Ewe, a permanent resident from Malaysia, was convicted on 50 charges of committing criminal breach of trust as an agent following a trial that began last July.
In court yesterday, Justice Chan Seng Onn found that Ewe, who did not deny misappropriating the money, had committed the offences "in the way of his business as a professional agent".
This was a key point of contention between the prosecution and the defence, as those who commit criminal breach of trust as an agent face a harsher sentence than those who are not professional agents.
Ewe's case, in which he was entrusted with the monies in his role as liquidator, receiver and manager of the bank accounts of the companies, is quintessentially one of someone who was entrusted with monies in the way of his business as a professional agent, said Justice Chan.
"The reality of modern society is such that one cannot be expected to undertake all tasks on his own. Therefore, there is wide reliance by the public on professional agents," he said in his grounds of decision.
"If the public cannot trust its liquidators and receivers to maintain high ethical and professional standards, the entire insolvency process would undoubtedly fall apart."
The court had earlier heard that Ewe, as the appointed liquidator of the 21 companies, had control of their bank accounts and assets so that he could make payments to creditors or to recover any assets.
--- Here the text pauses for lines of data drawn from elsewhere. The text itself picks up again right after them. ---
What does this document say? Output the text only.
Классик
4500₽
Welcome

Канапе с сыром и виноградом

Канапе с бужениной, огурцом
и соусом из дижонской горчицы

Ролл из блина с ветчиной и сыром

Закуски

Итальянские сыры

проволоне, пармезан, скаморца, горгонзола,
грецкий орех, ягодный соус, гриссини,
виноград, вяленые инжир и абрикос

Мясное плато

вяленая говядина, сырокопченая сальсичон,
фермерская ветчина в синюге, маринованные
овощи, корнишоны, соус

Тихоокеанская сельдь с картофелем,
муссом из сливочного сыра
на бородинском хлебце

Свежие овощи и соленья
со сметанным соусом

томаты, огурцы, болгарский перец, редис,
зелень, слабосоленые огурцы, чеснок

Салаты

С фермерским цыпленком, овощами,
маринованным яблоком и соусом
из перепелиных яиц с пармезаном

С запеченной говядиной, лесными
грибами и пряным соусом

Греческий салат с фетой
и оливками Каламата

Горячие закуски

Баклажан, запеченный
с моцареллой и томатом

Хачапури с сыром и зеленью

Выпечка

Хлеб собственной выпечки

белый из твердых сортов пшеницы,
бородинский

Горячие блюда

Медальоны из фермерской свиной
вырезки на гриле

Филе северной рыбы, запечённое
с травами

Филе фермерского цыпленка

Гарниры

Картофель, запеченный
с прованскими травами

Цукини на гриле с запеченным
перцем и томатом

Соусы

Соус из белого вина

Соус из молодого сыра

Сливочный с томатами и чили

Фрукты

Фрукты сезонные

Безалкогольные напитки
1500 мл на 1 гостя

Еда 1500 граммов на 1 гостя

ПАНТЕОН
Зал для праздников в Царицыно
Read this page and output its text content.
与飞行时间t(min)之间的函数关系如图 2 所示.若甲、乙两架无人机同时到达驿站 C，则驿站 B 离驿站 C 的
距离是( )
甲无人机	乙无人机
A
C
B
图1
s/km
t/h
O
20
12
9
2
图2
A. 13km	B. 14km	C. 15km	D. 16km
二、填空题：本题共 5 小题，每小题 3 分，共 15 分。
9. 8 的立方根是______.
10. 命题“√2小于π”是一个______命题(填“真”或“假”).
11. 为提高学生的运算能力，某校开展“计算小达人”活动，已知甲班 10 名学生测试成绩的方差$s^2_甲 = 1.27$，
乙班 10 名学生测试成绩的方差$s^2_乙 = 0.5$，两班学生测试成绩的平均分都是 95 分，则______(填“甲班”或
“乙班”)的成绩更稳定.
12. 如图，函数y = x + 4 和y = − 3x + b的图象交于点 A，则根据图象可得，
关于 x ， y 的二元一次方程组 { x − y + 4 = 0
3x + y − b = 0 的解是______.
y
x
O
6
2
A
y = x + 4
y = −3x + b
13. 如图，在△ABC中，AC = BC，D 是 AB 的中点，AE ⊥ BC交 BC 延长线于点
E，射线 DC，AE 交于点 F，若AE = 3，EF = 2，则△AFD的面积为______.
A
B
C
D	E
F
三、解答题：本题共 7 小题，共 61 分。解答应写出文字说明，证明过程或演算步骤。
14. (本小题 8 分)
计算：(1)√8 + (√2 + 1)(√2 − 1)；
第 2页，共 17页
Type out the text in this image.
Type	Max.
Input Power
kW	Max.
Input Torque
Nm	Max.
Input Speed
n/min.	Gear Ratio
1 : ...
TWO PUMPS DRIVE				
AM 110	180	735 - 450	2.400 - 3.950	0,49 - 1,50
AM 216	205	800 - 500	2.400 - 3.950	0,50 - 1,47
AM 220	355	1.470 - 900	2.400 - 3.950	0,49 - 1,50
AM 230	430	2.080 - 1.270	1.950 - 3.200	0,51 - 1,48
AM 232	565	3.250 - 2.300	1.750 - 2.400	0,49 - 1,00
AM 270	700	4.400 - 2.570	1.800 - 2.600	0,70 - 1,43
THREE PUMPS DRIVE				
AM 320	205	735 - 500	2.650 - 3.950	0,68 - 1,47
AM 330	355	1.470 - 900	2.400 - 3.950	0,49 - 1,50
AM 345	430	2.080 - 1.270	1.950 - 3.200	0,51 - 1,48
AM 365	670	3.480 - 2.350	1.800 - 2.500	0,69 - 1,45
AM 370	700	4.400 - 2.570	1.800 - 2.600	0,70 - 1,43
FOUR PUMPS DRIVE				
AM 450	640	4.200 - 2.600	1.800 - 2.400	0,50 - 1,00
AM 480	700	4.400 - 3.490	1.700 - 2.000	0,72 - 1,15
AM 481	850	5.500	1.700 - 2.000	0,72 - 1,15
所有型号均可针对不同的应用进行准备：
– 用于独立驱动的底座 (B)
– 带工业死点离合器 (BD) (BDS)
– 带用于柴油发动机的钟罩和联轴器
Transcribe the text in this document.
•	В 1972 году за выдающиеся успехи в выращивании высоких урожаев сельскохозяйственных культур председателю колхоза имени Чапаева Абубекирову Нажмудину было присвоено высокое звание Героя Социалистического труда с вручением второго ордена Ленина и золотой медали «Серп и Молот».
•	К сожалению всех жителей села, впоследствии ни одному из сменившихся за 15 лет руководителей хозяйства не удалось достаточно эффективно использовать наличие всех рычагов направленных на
Instead, he transferred the assets into various bank accounts that had him as an authorised signatory.
The same modus operandi was used for the other two companies whose finances he was managing. He would present blank cheques to another signatory, if required, before transferring the funds to his own accounts.
Between February 2002 and July 2012, he used the funds to feed his gambling habit, settle debts or reinstate amounts he had siphoned off.
This is the first case since the City Harvest Church saga that tests the boundaries of what is defined as a public servant, banker, merchant or agent in a criminal breach of trust offence.
Ewe, whose sentencing has been adjourned to a later date, faces life in prison and a fine.
The maximum sentence for criminal breach of trust as an agent is lifetime imprisonment and a fine.